FlexAI Inference Autoscaling

Overview

Using the FlexAI Console
Using the FlexAI CLI

FlexAI Inference Endpoints support automatic scaling to handle varying traffic loads efficiently. Autoscaling allows you to define minimum and maximum accel counts, ensuring your endpoints can scale up during high demand and scale down during low usage to optimize costs.

Autoscaling in FlexAI provides several key benefits:

Cost Optimization: Scale down to zero accels when there’s no traffic
Performance: Automatically scale up to handle increased demand
Resource Management: Set upper bounds to control maximum resource usage
Fixed Scaling: Lock accels to a specific count by setting min and max to the same value

Minimum Accels

The minimum number of accels for your Inference Endpoint. This value determines the baseline capacity that will always be available.

Setting to 0: Allows the endpoint to scale down completely when there are no requests, optimizing costs
Setting above 0: Ensures a baseline level of availability and faster response times for initial requests

Maximum Accels

The maximum number of accels that can be created for your Inference Endpoint. This acts as an upper bound to control resource usage and costs.

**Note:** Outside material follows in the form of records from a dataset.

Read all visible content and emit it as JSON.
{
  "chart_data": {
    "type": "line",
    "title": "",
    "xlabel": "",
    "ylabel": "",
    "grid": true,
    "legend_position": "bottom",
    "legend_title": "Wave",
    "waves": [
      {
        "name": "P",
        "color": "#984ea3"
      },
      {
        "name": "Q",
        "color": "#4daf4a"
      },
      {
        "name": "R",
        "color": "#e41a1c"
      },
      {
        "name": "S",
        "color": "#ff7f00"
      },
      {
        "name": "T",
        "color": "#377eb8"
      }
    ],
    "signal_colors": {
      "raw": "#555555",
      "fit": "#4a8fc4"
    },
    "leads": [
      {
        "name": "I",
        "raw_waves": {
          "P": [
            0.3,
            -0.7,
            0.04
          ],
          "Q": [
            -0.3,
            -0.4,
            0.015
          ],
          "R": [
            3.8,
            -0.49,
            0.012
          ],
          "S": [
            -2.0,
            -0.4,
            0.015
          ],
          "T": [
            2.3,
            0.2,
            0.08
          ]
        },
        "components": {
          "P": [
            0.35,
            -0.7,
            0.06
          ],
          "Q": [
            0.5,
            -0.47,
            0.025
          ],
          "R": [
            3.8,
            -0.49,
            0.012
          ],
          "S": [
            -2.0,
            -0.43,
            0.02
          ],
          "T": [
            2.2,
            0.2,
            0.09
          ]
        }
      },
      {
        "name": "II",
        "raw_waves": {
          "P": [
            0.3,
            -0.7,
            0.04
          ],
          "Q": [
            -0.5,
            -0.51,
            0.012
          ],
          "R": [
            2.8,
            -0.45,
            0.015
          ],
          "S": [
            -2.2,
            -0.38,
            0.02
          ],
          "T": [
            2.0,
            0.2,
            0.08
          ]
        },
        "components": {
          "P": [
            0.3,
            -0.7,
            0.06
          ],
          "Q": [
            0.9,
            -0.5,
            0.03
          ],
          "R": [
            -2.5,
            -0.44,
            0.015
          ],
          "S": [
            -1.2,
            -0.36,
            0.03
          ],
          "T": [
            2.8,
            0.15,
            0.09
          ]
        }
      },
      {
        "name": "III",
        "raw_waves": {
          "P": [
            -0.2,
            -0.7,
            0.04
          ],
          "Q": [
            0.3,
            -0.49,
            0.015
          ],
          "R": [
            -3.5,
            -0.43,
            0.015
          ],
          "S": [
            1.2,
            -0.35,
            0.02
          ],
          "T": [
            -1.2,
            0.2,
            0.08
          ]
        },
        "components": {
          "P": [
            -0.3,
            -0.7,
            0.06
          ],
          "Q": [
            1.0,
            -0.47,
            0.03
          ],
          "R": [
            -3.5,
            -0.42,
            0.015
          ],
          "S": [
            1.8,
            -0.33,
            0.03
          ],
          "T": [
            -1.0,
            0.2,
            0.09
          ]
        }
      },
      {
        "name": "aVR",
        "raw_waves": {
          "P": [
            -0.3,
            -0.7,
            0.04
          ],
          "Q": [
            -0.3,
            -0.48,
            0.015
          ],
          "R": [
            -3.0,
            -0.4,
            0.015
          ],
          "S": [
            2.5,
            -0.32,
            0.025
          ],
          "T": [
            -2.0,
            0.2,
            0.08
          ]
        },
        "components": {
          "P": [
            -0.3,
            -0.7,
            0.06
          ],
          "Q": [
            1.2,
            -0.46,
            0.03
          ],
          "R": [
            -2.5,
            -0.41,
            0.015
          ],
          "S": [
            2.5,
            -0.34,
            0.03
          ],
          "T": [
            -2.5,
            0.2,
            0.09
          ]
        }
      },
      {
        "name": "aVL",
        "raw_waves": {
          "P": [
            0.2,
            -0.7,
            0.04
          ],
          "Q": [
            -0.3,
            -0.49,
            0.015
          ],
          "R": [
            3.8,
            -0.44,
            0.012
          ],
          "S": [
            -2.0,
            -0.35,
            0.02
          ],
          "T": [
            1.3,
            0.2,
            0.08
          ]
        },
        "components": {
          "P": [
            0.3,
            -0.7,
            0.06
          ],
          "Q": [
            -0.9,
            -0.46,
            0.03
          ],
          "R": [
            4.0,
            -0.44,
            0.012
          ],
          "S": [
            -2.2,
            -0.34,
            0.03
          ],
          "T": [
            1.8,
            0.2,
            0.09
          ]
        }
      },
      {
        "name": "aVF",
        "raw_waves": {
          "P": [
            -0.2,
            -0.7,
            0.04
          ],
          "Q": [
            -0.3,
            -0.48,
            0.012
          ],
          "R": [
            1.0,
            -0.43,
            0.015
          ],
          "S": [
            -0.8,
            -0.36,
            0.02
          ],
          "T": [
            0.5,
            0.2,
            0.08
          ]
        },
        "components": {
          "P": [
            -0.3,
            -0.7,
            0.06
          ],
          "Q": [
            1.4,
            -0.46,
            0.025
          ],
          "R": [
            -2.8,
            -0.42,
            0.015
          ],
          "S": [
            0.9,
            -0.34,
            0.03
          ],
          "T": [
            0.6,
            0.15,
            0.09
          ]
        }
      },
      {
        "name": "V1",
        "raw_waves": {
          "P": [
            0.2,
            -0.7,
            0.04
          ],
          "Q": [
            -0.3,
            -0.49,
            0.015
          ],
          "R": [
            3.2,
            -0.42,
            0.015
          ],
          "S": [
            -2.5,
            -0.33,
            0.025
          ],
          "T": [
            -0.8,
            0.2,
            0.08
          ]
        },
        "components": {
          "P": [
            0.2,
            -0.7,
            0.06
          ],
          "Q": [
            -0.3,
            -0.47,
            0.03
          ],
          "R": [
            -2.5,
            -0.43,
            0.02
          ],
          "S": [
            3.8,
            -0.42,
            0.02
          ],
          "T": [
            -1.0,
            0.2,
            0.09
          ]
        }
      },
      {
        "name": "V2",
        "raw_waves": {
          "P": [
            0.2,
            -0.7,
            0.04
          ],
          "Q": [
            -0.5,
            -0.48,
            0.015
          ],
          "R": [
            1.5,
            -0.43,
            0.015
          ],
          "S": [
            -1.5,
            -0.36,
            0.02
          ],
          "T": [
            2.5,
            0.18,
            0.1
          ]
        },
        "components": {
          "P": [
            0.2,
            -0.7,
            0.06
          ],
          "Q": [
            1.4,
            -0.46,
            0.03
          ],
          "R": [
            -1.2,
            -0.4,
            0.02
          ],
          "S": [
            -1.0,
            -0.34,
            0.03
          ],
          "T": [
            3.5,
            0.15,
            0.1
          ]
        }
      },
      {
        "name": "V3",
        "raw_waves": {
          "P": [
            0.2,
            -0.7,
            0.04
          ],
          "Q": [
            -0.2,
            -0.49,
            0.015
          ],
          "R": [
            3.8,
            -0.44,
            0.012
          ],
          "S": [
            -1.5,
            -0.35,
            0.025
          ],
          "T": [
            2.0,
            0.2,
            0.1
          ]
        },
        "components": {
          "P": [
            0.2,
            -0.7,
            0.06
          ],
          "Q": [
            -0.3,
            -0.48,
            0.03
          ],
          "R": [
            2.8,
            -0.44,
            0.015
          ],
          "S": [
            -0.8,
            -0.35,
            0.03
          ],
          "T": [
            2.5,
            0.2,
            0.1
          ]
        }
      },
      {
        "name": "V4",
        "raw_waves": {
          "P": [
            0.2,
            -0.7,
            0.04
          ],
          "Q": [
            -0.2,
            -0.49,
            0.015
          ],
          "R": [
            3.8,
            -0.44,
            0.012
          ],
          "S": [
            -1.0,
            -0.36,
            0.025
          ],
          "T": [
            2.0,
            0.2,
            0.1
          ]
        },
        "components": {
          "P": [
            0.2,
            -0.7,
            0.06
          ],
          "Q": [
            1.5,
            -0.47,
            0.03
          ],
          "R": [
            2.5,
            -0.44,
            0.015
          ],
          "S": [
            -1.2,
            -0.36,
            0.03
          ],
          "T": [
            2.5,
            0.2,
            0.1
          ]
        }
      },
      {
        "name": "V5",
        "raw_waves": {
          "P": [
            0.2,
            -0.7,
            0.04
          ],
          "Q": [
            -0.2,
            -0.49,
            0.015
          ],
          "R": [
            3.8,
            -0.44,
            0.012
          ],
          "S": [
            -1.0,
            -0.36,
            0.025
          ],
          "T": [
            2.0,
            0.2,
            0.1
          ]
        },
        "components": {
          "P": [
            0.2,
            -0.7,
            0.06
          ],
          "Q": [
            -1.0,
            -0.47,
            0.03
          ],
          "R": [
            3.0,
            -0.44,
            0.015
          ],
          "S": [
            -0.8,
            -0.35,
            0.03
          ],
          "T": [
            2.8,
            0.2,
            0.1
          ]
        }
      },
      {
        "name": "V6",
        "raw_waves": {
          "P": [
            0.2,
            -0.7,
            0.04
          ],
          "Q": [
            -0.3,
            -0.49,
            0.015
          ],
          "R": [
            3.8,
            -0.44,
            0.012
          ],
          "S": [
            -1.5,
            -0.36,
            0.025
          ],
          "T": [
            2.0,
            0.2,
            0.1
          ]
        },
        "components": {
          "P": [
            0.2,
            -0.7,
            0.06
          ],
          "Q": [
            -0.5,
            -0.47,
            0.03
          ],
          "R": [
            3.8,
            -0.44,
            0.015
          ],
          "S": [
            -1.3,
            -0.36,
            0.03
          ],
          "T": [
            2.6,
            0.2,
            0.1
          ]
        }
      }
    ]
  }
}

Should be greater than or equal to the minimum accels
Setting too high: May lead to unexpected costs during traffic spikes

Managing Autoscaling

Setting Scaling Policies

Using the FlexAI Console
Using the FlexAI CLI

Navigate to the Inference section in the FlexAI Console and select the ”+ New” button or open the Launch a new inference endpoint

form directly
Fill out the form with the required values
Select the “Enable Aut-scaling” toggle element to enable this section of the form
Adjust the Min Accels and Max Accels values

Use the flexai inference scale command to configure autoscaling for your Inference Endpoints:

flexai inference scale <inference_endpoint_name> --min-replicas <min_replicas> --max-replicas <max_replicas>

Flags

max-replicas

Optional

Integer

The maximum number of replicas for the Inference Endpoint.

Examples

min-replicas

Optional

Integer

The minimum number of replicas for the Inference Endpoint.

Examples

Common Scaling Scenarios

Using the FlexAI Console
Using the FlexAI CLI

Cost-Optimized Scaling

For development or low-traffic endpoints where cost optimization is prioritized:

Auto-scaling Policy	Value
Min Accels	0
Max Accels	2

This configuration allows the endpoint to:

Scale down to zero when there’s no traffic (no costs)
Scale up to a maximum of 2 replicas during usage

Performance-Oriented Scaling

For production endpoints where consistent performance is crucial:

Auto-scaling Policy	Value
Min Accels	2
Max Accels	10

This configuration ensures:

Always maintains 2 replicas for immediate response
Can scale up to 10 replicas during high demand

Fixed Scaling

For endpoints requiring consistent resources or predictable performance:

Auto-scaling Policy	Value
Min Accels	4
Max Accels	4

This configuration:

Disables autoscaling by setting min and max to the same value
Always maintains exactly 4 replicas

Other Example Scenarios

Development Environment

Testing and development workloads

Auto-scaling Policy	Value
Min Accels	0
Max Accels	1

Scales to zero when not in use, single replica maximum for cost control.

Production API

High-availability production service

Auto-scaling Policy	Value
Min Accels	3
Max Accels	15

Maintains 3 replicas for consistent availability, scales up to 15 replicas during peak traffic.

Batch Processing

Predictable batch workloads

Auto-scaling Policy	Value
Min Accels	5
Max Accels	5

Fixed scaling for consistent processing capacity, prevents resource contention.

Best Practices

Choosing Minimum Replicas

Set to 0 for development, testing, or infrequently used endpoints
Set to 1-2 for production endpoints that need quick response times
Set higher for high-availability services or when you need guaranteed capacity

Choosing Maximum Replicas

Consider your infrastructure limits and budget constraints
Monitor typical traffic patterns to set appropriate upper bounds
Leave room for traffic spikes (set 20-50% above normal peak usage)

Monitoring and Optimization

Track response times and error rates during scaling events
Monitor costs and adjust min/max values based on usage patterns
Use gradual changes when adjusting scaling policies in production

Troubleshooting

Common Issues

Slow Response Times: If your endpoint takes too long to respond after being idle:

Increase Min Accels to maintain warm replicas
Consider the cold-start time of your model

High Costs: If your endpoint is more expensive than expected:

Reduce Max Accels to limit peak resource usage
Set Min Accels to 0 for non-critical endpoints

Capacity Issues: If your endpoint can’t handle traffic spikes:

Increase Max Accels to allow for more scaling headroom
Monitor scaling metrics to understand demand patterns